Le Comité de coordination pour les filières café et cacao (Ccfcc) du Togo se penche sur le revenu vital prospère du producteur dans le secteur café. Un atelier technique sur le sujet a été organisé à Lomé la semaine dernière, en partenariat avec l’Organisation interafricaine du café (Oiac).
En effet, une étude sur le revenu vital pour les zones rurales du Togo, axé sur les ménages producteurs de café de la préfecture de Wawa (Badou, Zogbégan et Kougnohou), dont le café domine la majeure partie des terres agricoles, avec un rendement moyen d’environ 560 kg par hectare, a été faite et a indiqué que le revenu de référence pour le Togo rural en avril 2023 est de 247,621 Fcfa (411 Usd) par mois, alors que le salaire vital brut pour un travailleur à temps plein est de 164,026 Fcfa (272 Usd).

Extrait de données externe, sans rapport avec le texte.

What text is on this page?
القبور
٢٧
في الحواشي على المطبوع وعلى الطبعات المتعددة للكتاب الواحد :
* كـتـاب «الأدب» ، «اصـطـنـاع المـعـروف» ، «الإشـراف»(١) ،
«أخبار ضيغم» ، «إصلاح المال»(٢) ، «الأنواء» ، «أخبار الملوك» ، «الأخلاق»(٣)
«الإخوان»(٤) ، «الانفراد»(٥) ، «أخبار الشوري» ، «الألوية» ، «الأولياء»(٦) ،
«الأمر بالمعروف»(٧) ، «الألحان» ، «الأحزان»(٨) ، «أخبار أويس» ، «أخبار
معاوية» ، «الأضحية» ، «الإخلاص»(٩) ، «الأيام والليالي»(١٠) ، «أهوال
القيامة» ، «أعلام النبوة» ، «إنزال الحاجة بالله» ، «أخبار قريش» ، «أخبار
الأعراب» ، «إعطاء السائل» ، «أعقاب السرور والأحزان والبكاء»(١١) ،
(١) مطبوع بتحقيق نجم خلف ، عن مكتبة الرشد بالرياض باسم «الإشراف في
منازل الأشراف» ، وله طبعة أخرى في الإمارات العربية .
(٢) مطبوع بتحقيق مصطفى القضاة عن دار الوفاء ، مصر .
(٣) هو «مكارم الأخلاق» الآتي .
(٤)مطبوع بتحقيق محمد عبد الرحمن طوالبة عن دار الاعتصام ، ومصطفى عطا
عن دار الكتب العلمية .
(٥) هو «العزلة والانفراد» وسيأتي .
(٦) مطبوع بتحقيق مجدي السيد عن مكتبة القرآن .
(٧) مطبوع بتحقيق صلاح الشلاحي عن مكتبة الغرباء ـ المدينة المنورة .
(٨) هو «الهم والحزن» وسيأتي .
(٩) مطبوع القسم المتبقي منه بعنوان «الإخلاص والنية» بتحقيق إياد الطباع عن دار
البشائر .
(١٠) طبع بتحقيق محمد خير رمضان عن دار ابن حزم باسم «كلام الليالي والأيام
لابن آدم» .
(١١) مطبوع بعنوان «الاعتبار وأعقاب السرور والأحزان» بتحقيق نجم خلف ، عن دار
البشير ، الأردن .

Cinq facteurs ont été pris en charge : la taille de la ferme ; le rendement ; le prix ; le coût de production et la diversification. Il y a problème !

Car le revenu vital est un revenu minimum permettant aux familles de vivre décemment. Cela permet de financer les besoins alimentaires, les services essentiels, entre autres, l’éducation, la santé, l’habillement ou encore un loyer ou un prêt pour financer l’achat d’un logement, et les frais (supplémentaires) imprévus. Dans ce revenu, les coûts alimentaires représentent la catégorie de dépenses la plus élevée (53%), suivis des coûts non alimentaires, hors logement (33%), des frais de logement (9%) et des marges pour événements imprévus (5%).
Les rencontre de Lomé visaient donc à définir une stratégie nationale et régionale pour réduire l’écart entre le revenu actuel du producteur et le revenu vital prospère. Il s’était agi d’approfondir les connaissances des acteurs nationaux, régionaux et internationaux sur le concept de revenu vital et de mettre en place une stratégie pour réduire l’écart entre le revenu vital et le revenu actuel des producteurs. Il est également question de rechercher l’alignement entre les origines africaines sur les principaux défis et solutions dans la filière café.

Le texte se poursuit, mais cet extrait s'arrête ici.